Vatican City - Pope Benedict XVI is sounding out top Vatican cardinals on filling his old job as the chief guardian of the Vatican's conservative doctrine and one of the candidates is San Francisco's archbishop, but no decision has been made, a Vatican official said Wednesday.
Time magazine reported Tuesday that Benedict already had asked Archbishop William Levada of San Francisco, a doctrinal expert, if he were interested in leading the Congregation of the Doctrine of the Faith and that Levada had accepted.
But the weekly couched its report by quoting an unidentified senior Vatican official as saying that if Levada isn't appointed, "it means somebody got to (the pope) and convinced him to change his mind."
The pope caught the media's attention when he met privately with Levada on May 3, and the archbishop's strong credentials for the post fueled speculation he was a leading candidate.
Benedict and Levada are old friends, and Levada is one of five bishops serving on the congregation, one of the most powerful Vatican offices, with its task of ensuring the church's teachings are followed.
Benedict, also a theologian, led the congregation from 1981 until his election as pontiff last month.
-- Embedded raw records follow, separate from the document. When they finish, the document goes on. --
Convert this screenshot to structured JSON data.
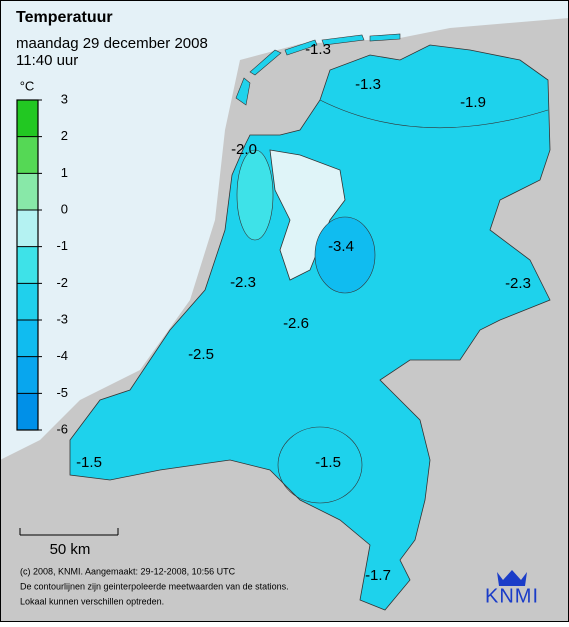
{
  "header": {
    "title": "Temperatuur",
    "date": "maandag 29 december 2008",
    "time": "11:40 uur"
  },
  "legend": {
    "unit": "°C",
    "ticks": [
      3,
      2,
      1,
      0,
      -1,
      -2,
      -3,
      -4,
      -5,
      -6
    ],
    "colors": [
      "#22c822",
      "#55d855",
      "#88e8a8",
      "#b4f2f2",
      "#3ee2e8",
      "#20d0ec",
      "#10bcf0",
      "#08a6ee",
      "#0090e8"
    ]
  },
  "map": {
    "land_color": "#1ed2ec",
    "labels": [
      -1.3,
      -1.3,
      -1.9,
      {
        "value": -2.0,
        "label": "-2.0"
      },
      -3.4,
      -2.3,
      -2.3,
      -2.6,
      -2.5,
      -1.5,
      -1.5,
      -1.7
    ]
  },
  "scale": "50 km",
  "footer": {
    "lines": [
      "(c) 2008, KNMI. Aangemaakt: 29-12-2008, 10:56 UTC",
      "De contourlijnen zijn geinterpoleerde meetwaarden van de stations.",
      "Lokaal kunnen verschillen optreden."
    ]
  },
  "logo": "KNMI"
}
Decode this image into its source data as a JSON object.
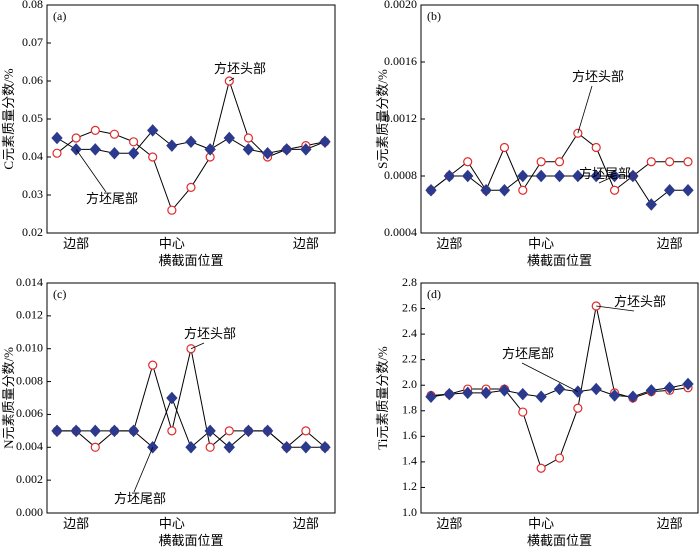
{
  "chart_data": [
    {
      "type": "line",
      "panel_label": "(a)",
      "ylabel": "C元素质量分数/%",
      "xlabel": "横截面位置",
      "categories": [
        null,
        "边部",
        null,
        null,
        null,
        null,
        "中心",
        null,
        null,
        null,
        null,
        null,
        null,
        "边部",
        null
      ],
      "ylim": [
        0.02,
        0.08
      ],
      "yticks": [
        0.02,
        0.03,
        0.04,
        0.05,
        0.06,
        0.07,
        0.08
      ],
      "series": [
        {
          "name": "方坯头部",
          "color": "#e02a2a",
          "values": [
            0.041,
            0.045,
            0.047,
            0.046,
            0.044,
            0.04,
            0.026,
            0.032,
            0.04,
            0.06,
            0.045,
            0.04,
            0.042,
            0.043,
            0.044
          ]
        },
        {
          "name": "方坯尾部",
          "color": "#2b3a8c",
          "values": [
            0.045,
            0.042,
            0.042,
            0.041,
            0.041,
            0.047,
            0.043,
            0.044,
            0.042,
            0.045,
            0.042,
            0.041,
            0.042,
            0.042,
            0.044
          ]
        }
      ]
    },
    {
      "type": "line",
      "panel_label": "(b)",
      "ylabel": "S元素质量分数/%",
      "xlabel": "横截面位置",
      "categories": [
        null,
        "边部",
        null,
        null,
        null,
        null,
        "中心",
        null,
        null,
        null,
        null,
        null,
        null,
        "边部",
        null
      ],
      "ylim": [
        0.0004,
        0.002
      ],
      "yticks": [
        0.0004,
        0.0008,
        0.0012,
        0.0016,
        {
          "value": 0.002,
          "label": "0.0020"
        }
      ],
      "series": [
        {
          "name": "方坯头部",
          "color": "#e02a2a",
          "values": [
            0.0007,
            0.0008,
            0.0009,
            0.0007,
            0.001,
            0.0007,
            0.0009,
            0.0009,
            0.0011,
            0.001,
            0.0007,
            0.0008,
            0.0009,
            0.0009,
            0.0009
          ]
        },
        {
          "name": "方坯尾部",
          "color": "#2b3a8c",
          "values": [
            0.0007,
            0.0008,
            0.0008,
            0.0007,
            0.0007,
            0.0008,
            0.0008,
            0.0008,
            0.0008,
            0.0008,
            0.0008,
            0.0008,
            0.0006,
            0.0007,
            0.0007
          ]
        }
      ]
    },
    {
      "type": "line",
      "panel_label": "(c)",
      "ylabel": "N元素质量分数/%",
      "xlabel": "横截面位置",
      "categories": [
        null,
        "边部",
        null,
        null,
        null,
        null,
        "中心",
        null,
        null,
        null,
        null,
        null,
        null,
        "边部",
        null
      ],
      "ylim": [
        0,
        0.014
      ],
      "yticks": [
        {
          "value": 0,
          "label": "0.000"
        },
        0.002,
        0.004,
        0.006,
        0.008,
        {
          "value": 0.01,
          "label": "0.010"
        },
        0.012,
        0.014
      ],
      "series": [
        {
          "name": "方坯头部",
          "color": "#e02a2a",
          "values": [
            0.005,
            0.005,
            0.004,
            0.005,
            0.005,
            0.009,
            0.005,
            0.01,
            0.004,
            0.005,
            0.005,
            0.005,
            0.004,
            0.005,
            0.004
          ]
        },
        {
          "name": "方坯尾部",
          "color": "#2b3a8c",
          "values": [
            0.005,
            0.005,
            0.005,
            0.005,
            0.005,
            0.004,
            0.007,
            0.004,
            0.005,
            0.004,
            0.005,
            0.005,
            0.004,
            0.004,
            0.004
          ]
        }
      ]
    },
    {
      "type": "line",
      "panel_label": "(d)",
      "ylabel": "Ti元素质量分数/%",
      "xlabel": "横截面位置",
      "categories": [
        null,
        "边部",
        null,
        null,
        null,
        null,
        "中心",
        null,
        null,
        null,
        null,
        null,
        null,
        "边部",
        null
      ],
      "ylim": [
        1.0,
        2.8
      ],
      "yticks": [
        {
          "value": 1.0,
          "label": "1.0"
        },
        1.2,
        1.4,
        1.6,
        1.8,
        {
          "value": 2.0,
          "label": "2.0"
        },
        2.2,
        2.4,
        2.6,
        2.8
      ],
      "series": [
        {
          "name": "方坯头部",
          "color": "#e02a2a",
          "values": [
            1.92,
            1.93,
            1.97,
            1.97,
            1.97,
            1.79,
            1.35,
            1.43,
            1.82,
            2.62,
            1.94,
            1.9,
            1.95,
            1.96,
            1.98
          ]
        },
        {
          "name": "方坯尾部",
          "color": "#2b3a8c",
          "values": [
            1.91,
            1.93,
            1.94,
            1.94,
            1.96,
            1.93,
            1.91,
            1.97,
            1.95,
            1.97,
            1.92,
            1.91,
            1.96,
            1.98,
            2.01
          ]
        }
      ]
    }
  ]
}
Benedict has been meeting almost daily with his No. 2 at the congregation, Monsignor Angelo Amato cited by some as another possible candidate and in recent days has met nearly all the major heads of top Vatican offices to sound them out on potential candidates, the Vatican official said.
The official, who spoke on condition of anonymity, said he didn't believe the pope had yet reached a decision.
Last week, The Oregonian newspaper and Religion News Service reported on Benedict's meeting with Levada and speculation that he was a contender for the job.
But Maurice Healy, spokesman for the San Francisco diocese, dismissed the speculation as rumor, saying last week that the meeting was just a "courtesy call." Calls to the archdiocese went unanswered Wednesday.
Levada, 68 and a conservative, has been archbishop of San Francisco since 1995; before that he was archbishop of another largely liberal city, Portland, Ore.
He has spoken out on some pressing doctrinal concerns, voicing opposition to same-sex marriages and saying priests should ask bishops for guidance on whether to refuse a Catholic politician communion if the politician supports abortion rights.
The U.S. churchman earned a doctorate in sacred theology at Rome's prestigious Pontifical Gregorian University and taught theology both there and in the United States. Currently he chairs the U.S. Conference of Catholic Bishops' committee on doctrine.
Levada joined the Congregation for the Doctrine of the Faith in 1976 and served for six years, leaving shortly after Cardinal Joseph Ratzinger, as the pope previously was known, took over as prefect in 1981. He returned as one of the bishops on the congregation in 2000.
Levada helped draft the Catechism of the Catholic Church essentially the handbook on everything you need to believe to be a Catholic, and one of the major accomplishments of Pope John Paul II's papacy.
He also is expert on the authority of the pope as head of the Roman Catholic Church and has been involved with efforts aimed at Episcopalian-Roman Catholic dialogue in the United States.